SDRs were working "every lead in queue" with no prioritization. hot inbound got the same treatment as a dormant marketing lead from eight months prior.
02
messaging.
outbound was horizontal: agnostic across industries, personas,and the moment a buyer might actually be in.
03
process.
no standardized call review. no shared coaching rubric. reps were good or bad based on whoever managed them most recently.
04
definitions.
no shared meaning of an accepted lead. marketing's MQL and Sales's SAL rarely pointed at the same record.
05
visibility.
manual tracking lived in spreadsheets outside Salesforce, so leadership reverted to gut calls because the system couldn't be trusted.
04 / WHAT WE BUILT
three layers, built at the same time.
ICP and messaging
moved from horizontal, agnostic messaging to four named industries. each industry got its own operational pain point, anonymized case study, and value prop tied to a recognizable buying trigger.
account selection shifted from broad firmographics to operational signals: buying-committee composition, intent, historical engagement, role-change activity.
SDR workflow
reorganized rep time across four defined lead pools instead of one undifferentiated queue:
-
built-out target accounts. outbound, top of the day, highest-effort prospecting.
-
current marketing leads. webinars, events, content downloads, form fills. worked fast, because freshness matters.
-
past marketing leads. the dormant pile most teams ignore, worked on a slower cadence with different messaging.
-
historical SFDC reports. the goldmine most teams forget exists: meeting/no-opp, meeting/no-show, closed-lost. each report became its own working list, with its own playbook.

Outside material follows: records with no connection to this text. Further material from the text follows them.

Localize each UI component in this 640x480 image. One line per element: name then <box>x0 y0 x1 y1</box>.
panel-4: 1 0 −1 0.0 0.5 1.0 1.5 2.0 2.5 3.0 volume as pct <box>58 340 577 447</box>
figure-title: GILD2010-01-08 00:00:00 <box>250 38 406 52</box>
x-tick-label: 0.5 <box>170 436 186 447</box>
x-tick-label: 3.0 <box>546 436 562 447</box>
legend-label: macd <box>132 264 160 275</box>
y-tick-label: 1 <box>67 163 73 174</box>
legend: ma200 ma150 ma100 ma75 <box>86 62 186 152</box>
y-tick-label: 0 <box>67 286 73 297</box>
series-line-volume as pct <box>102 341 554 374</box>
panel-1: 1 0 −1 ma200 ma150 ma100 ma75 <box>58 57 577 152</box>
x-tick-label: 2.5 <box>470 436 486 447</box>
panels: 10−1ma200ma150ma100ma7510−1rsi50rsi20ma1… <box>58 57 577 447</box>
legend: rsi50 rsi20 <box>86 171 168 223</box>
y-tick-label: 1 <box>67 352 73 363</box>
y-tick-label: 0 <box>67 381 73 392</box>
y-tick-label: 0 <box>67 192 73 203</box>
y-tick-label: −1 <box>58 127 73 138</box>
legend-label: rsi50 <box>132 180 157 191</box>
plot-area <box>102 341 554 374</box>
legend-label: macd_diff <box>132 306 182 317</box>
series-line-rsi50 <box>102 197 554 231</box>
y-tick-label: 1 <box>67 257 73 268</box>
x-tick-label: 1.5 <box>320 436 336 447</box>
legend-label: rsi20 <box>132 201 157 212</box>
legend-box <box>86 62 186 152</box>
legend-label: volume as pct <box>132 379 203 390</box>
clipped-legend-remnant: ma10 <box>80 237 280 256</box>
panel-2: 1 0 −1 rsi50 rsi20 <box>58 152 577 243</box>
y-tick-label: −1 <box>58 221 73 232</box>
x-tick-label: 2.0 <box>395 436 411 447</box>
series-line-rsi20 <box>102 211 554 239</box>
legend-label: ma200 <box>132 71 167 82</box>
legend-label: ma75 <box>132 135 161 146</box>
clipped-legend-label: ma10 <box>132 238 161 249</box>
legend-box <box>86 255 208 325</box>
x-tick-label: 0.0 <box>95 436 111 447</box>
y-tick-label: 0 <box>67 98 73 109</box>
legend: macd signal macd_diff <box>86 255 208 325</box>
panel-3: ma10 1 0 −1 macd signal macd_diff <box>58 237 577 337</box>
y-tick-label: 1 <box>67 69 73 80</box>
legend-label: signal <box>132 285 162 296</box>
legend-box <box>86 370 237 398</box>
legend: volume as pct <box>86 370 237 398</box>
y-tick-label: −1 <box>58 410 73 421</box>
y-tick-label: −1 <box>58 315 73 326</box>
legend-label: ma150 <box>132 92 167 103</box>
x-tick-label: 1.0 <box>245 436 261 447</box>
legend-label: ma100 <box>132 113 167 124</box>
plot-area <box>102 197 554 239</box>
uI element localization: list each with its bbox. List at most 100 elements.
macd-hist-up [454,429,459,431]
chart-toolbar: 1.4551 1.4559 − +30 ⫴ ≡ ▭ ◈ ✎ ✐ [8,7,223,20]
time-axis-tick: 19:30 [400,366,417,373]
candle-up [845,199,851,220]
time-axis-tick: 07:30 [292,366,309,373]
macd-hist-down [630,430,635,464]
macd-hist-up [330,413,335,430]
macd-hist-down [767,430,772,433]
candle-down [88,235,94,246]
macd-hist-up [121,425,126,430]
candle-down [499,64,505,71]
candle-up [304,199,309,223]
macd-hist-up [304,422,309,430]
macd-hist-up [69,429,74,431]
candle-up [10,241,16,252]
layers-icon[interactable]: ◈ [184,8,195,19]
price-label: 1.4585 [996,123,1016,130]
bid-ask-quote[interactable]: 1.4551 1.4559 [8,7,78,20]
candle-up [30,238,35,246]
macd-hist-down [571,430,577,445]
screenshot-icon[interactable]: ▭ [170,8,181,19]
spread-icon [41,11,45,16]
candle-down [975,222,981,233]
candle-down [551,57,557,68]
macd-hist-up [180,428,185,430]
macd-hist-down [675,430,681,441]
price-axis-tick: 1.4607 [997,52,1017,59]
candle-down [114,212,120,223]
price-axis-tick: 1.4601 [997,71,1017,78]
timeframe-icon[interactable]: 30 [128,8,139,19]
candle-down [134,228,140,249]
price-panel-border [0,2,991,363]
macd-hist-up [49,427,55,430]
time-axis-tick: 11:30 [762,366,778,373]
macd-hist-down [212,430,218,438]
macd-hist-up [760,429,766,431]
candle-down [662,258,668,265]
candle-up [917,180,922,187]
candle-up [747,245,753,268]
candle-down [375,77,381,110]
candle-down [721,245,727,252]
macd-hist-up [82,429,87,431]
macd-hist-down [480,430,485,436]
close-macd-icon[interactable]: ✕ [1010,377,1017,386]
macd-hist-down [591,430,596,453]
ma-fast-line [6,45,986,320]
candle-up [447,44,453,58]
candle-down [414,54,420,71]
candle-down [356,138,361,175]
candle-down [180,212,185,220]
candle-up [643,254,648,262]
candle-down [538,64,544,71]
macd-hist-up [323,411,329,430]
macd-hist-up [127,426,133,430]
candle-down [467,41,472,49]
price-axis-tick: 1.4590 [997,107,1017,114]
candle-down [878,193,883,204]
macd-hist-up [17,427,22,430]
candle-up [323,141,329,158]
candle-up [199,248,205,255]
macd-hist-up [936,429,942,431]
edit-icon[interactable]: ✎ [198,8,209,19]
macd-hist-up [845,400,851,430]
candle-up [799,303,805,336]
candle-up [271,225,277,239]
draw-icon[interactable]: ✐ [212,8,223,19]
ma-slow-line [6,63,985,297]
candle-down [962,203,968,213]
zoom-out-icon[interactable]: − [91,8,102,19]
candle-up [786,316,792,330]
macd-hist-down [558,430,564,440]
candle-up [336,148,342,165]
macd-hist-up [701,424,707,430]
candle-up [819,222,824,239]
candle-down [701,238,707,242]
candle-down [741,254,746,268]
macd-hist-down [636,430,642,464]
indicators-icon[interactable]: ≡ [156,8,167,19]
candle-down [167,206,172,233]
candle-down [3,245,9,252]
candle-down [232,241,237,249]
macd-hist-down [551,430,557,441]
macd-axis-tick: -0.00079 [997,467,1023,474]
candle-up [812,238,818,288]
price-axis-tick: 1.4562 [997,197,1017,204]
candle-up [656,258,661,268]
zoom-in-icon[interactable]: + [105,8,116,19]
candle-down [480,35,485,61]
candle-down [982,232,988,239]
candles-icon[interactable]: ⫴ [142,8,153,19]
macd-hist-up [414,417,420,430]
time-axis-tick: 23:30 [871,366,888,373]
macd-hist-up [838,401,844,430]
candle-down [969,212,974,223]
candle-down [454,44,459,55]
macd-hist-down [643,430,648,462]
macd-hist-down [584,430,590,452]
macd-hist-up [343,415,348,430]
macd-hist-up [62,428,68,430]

each pool got its own playbook, its own message, and its own block of time in the rep's day. the rep's job was no longer "work the queue." it was four specific motions, each in its own window.
Operating system
the motion needed something to hold it up. we built:
a call scoring rubric in Gong, applied weekly so coaching stayed consistent
a standardized 1:1 agenda: coaching, metrics, development, in that order
weekly SDR-AE syncs with a meeting debrief template, so AE feedback actually made it back into the loop
monthly retros and biweekly best-practice meetings that actually recurred
a quarterly tool training cadence covering Orum, Gong, ZoomInfo, and LinkedIn Sales Navigator
cross-functional alignment with Marketing: separating conversational SDR outreach from branded marketing tone, with co-created messaging instead of recycled templates
a defined partner-lead lifecycle: SDR works the lead 30 days after AE assignment if no meeting is set, with a partner re-engage flow in Gong to back it up
05 / WHAT THE TEAM SAID
the work, in their words.
team members from the OpenSesame engagement, in the days the contract wrapped.
"the team has learned a lot and it's been great to have you to bounce ideas off of as well."
ASHLY DAGGETT
DIRECTOR OF REVENUE OPERATIONS
"took tons of nuggets from our 1:1s and you've definitely made an impact on how to best utilize the tools we have available to us."
CHELSEA SELMAN
SALES DEVELOPMENT REP II
"MASSIVE thank you to Patrick Santiago for his help and support these last couple months. you will be missed."
BEN ORNDOFF
SMB ACCOUNT EXECUTIVE
"really appreciate you being our voice and for all your support and help."
ASHLEY USEWICZ
SALES DEVELOPMENT REP II
06 / WATCH HOW THE WORK RUNS
two SDRs on what changed.
two SDRs from the OpenSesame engagement on what the coaching looked like, what changed, and where they are now. both have since been promoted into expanded roles.

2 SDRs · 2-3 MINUTES · BOTH SINCE PROMOTED
01 / THE EXECUTION MODEL
the takeaway
the team already had plenty of activity. what they were missing was a system, so we installed one and made sure they could run it without us.
systems beat heroics. the thing that lasts is the system, not any one list.